Platforms, Intel’s Privacy Opportunity

Over the past 40 years, Intel has been at the center of this IT technology system, doubling the amount of transistors we can integrate onto a fixed area of silicon; some of you know this as Moore’s Law, after Intel’s founder Gordon Moore. In the early days of Intel, we focused the ‘transistor budget’ on bringing traditional mainframe capabilities to end user products; with the birth of the PC in the early 80’s as a fundamental market tipping point. Increasingly however, we are rapidly investing a portion of the transistor budget on the difficult challenge of building trust directly into the platform; whether it’s a PC, Server, smart phone, or networking equipment. Trusted hardware is the foundation upon which the market will build trusted operating systems, applications, networks, and services.

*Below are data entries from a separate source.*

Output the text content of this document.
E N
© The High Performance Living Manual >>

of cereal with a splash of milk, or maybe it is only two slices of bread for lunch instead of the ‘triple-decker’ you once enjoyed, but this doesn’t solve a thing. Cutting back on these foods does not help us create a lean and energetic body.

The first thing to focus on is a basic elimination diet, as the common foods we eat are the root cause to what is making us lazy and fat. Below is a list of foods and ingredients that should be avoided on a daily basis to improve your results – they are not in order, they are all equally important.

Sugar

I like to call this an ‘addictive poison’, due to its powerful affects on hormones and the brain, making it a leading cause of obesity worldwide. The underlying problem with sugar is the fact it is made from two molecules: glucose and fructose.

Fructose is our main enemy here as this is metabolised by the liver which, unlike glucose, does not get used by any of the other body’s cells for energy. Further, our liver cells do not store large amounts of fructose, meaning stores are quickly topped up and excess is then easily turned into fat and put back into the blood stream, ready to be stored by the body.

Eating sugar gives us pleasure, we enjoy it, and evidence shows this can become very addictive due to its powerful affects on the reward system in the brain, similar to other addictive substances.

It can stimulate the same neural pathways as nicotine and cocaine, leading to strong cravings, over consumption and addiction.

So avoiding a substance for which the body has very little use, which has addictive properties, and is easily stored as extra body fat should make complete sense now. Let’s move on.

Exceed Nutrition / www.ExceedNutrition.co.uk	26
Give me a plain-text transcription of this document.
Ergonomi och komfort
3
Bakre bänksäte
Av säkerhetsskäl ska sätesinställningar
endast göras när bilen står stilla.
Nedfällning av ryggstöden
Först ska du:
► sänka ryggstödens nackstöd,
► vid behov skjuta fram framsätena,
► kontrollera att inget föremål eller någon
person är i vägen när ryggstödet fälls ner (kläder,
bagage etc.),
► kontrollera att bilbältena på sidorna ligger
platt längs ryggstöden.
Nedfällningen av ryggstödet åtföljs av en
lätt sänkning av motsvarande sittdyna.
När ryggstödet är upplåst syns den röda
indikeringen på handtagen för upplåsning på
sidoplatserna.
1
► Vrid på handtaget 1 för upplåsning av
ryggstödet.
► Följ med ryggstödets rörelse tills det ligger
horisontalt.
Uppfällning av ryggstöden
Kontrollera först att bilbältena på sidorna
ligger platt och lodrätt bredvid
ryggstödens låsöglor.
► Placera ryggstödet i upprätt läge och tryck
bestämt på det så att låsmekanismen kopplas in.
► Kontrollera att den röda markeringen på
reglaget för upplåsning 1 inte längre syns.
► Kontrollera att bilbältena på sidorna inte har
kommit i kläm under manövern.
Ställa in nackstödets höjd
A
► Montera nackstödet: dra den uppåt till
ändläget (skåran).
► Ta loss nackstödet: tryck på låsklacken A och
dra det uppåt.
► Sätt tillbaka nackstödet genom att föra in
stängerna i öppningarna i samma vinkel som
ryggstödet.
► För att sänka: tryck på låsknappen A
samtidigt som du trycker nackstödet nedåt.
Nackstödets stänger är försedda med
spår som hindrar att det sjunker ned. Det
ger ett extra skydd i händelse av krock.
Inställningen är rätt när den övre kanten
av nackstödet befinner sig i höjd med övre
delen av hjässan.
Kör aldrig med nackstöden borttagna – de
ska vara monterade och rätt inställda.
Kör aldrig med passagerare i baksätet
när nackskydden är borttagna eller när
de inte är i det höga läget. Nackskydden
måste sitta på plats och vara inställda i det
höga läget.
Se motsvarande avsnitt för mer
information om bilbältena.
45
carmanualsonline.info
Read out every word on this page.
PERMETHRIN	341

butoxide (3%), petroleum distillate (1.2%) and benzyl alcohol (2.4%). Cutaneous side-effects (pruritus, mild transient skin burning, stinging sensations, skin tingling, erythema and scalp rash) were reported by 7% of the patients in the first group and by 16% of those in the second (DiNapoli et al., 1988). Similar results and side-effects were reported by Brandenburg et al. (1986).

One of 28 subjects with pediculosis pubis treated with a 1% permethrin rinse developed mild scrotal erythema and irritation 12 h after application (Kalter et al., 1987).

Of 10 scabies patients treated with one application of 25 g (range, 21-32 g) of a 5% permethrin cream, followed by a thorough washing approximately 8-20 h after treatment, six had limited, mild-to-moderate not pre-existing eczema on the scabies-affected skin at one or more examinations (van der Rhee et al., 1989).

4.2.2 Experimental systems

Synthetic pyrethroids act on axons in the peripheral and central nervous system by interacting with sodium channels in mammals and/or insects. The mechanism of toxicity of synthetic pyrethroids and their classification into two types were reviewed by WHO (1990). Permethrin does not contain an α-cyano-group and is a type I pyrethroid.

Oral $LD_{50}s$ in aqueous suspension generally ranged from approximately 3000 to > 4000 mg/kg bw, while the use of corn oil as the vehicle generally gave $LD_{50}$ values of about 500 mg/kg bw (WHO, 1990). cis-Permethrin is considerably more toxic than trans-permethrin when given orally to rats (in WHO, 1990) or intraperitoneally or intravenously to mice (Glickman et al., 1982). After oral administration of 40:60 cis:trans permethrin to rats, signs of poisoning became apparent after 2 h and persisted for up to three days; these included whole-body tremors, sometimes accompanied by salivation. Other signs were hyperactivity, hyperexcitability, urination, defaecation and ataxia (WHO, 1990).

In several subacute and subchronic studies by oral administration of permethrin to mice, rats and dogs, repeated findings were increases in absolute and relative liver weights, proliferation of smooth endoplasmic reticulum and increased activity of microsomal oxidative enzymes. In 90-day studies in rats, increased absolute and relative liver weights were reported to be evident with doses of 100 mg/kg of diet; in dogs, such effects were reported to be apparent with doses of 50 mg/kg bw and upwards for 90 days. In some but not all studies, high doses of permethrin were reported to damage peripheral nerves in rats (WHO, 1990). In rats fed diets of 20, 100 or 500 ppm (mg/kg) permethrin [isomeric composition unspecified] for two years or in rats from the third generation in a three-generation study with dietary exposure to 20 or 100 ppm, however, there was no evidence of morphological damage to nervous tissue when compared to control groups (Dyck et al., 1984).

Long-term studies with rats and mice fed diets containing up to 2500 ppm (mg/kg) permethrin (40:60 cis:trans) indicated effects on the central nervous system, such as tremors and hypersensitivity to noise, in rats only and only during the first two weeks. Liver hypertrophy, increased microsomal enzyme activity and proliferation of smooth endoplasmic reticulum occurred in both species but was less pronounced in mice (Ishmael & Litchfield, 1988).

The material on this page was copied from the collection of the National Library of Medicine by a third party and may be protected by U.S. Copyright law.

Building trust and privacy is now an integral part of our entire innovation pipeline. We are actively engaging with “white hat” communities, striving to stay one step ahead of an escalating threat model, and doing fundamental research on novel trust mechanisms. We increasingly are introducing new hardware based cryptographic mechanisms that can protect data through secure bus structures, secure memory, secure application execution environments such as trusted virtualization, and secure I/O to protect against attacks like keyboard logging.

For these reasons, we have created an organizational structure focused on bringing security and privacy expertise to individual product reviews. My organization now has a structure which can draw upon hardware security architects, network and information security engineers, privacy compliance specialists and security/privacy lawyers. Out of this diverse group, we create project teams to review individual products or programs. These reviews are triggered in a few different ways. We have built several internal processes to facilitate this focus on security and privacy. All Intel employees are required to complete both privacy and security related training tailored to their job position. This complements their familiarity with processes they use everyday. We have instituted several steps in the development of each Intel product to ensure that we’re not only building great security products, but that these products enhance user privacy. We look at how personal data is collected and processed, unique platform identifiers and their linkage to personal data, and how remote privileges are managed. We have formal product design reviews at the definition phase of a new product development, and it is performed again on the final product before commercial shipment.

Challenges Exist

But, we have to recognize that this is a complex environment with numerous inherent challenges. While the newest platforms, operating systems, and applications include security and privacy safeguards, there are billions of legacy platforms in use today that may not include these innovations. We serve a global market with no policy harmonization. Hackers and identity thieves are increasingly creative in their attacks. Solutions are complex and increase the need for users to be aware, engaged, and see value in new platform features. Many of the best security innovations depend upon cryptography. However, some countries have chosen to highly regulate cryptography, and have thereby made it difficult to create global products with the most secure technology. This lack of ability to deploy security innovation globally, creates an environment with interoperability issues, a lack of worldwide investment in keeping up with the threat environment, and prevents IT professionals and users in some countries from having access to the best technology to protect data.

Today’s event continues the critical global dialogue between industry, governments and NGOs that is essential to us collectively working to address these challenges and build trust in technology for tomorrows digital world.

Again, I thank the FTC for scheduling this event, and I look forward to the continued dialogue.